As enjoyable as the first half of the Colorado was, the second half surely matched it as the boys continued to sharpen our fishing skills, grew in awareness of environmental concerns, and above all, enjoyed the companionship of new friends. To start the second half of our trip, we took an incredibly beautiful drive over mountains to the west side of Rocky Mountain National park, which featured incredible views from over 12,000 feet, sightings of elk, bighorn sheep, and other animals, and a stop to fish the Colorado River near its headwaters. This stop not only yielded some brook trout, it also provided a great opportunity to discuss how rivers change over their course and how human choices affect not just the immediate environment, but also the environments downstream.
The following day, we completed our service projects with the Bureau of Land Management. Our primary task was to aid in trail construction by scarifying the existing trail, seeding the area, ad adding fertilizer. The ultimate goal of our project is to make the trail accessible for people with disabilities. This project not only gave us all an insight into the great amount of work that goes into maintaining the areas we have enjoyed, but also led to a feeling of gratitude for being able to enjoy the experiences of the trip. We rounded the day out by catching some brown trout and whitefish in a much bigger section of the Colorado.

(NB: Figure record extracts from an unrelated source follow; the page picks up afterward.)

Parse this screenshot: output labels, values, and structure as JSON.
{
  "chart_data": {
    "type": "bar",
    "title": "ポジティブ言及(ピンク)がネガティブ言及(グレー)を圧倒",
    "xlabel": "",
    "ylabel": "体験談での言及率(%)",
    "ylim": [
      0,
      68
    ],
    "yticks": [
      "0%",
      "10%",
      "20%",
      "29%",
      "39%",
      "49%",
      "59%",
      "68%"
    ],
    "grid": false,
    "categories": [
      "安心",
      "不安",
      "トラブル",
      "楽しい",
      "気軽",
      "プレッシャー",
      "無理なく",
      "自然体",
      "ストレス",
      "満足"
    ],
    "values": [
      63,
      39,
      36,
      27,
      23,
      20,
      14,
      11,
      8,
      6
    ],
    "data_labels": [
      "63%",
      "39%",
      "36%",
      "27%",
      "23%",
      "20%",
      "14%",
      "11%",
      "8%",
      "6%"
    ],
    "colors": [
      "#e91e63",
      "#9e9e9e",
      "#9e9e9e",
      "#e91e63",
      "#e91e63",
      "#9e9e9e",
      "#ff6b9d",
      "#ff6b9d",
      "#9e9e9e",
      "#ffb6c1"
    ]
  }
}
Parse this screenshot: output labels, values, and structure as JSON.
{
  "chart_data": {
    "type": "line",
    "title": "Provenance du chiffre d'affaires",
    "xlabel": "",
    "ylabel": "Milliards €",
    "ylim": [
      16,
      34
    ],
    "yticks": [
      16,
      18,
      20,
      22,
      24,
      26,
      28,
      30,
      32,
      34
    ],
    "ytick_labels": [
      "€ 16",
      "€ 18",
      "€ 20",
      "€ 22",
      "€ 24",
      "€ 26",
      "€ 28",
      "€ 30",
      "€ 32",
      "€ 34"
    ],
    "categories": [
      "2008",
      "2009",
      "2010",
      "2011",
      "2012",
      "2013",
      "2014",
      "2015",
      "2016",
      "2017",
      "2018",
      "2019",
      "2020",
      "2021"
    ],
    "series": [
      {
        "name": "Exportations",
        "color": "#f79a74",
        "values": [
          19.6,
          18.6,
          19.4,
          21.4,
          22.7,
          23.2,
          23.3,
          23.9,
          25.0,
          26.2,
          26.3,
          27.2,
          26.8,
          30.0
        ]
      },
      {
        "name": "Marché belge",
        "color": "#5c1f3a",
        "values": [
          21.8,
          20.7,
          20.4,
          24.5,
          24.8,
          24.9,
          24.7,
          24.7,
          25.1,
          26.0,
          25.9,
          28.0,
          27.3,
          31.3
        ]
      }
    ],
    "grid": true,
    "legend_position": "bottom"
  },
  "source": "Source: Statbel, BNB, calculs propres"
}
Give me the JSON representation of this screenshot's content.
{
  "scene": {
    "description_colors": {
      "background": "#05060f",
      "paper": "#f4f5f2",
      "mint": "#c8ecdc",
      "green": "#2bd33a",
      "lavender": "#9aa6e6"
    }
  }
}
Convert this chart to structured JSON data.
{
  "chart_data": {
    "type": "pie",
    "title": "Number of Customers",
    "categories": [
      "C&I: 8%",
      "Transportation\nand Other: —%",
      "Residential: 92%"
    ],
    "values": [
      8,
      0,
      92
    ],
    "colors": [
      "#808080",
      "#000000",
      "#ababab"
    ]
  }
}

Our final full day of the trip was packed with great activities. The boys started the day out with an incredible float trip down the Colorado River with four excellent guides from Cutthroat Anglers in Silverthorne. Each camper reported having a great time, and everyone caught fish, many of them large brown trout, some of the largest of the trip. Following our excellent float trip, we retired to the Silverthorne Rec Center for some pool time, and the boys were given a lesson in pool volleyball. We finished off the night with an incredible last dinner together at The Mint, a delightful restaurant, and enjoyed one another's company one more night at camp.
We are grateful to have had the opportunity to spend time getting to know and teaching you sons. We hope that they recognize the improvement they made during our time together both as fishermen but also as outdoorsman and emerging conservationist. Whether we see them on a future trip, we wish all campers the best in their future endeavors and hope that they will remember the importance of caring for and appreciating our natural resources, and of course, that everyone catches a lot of fish.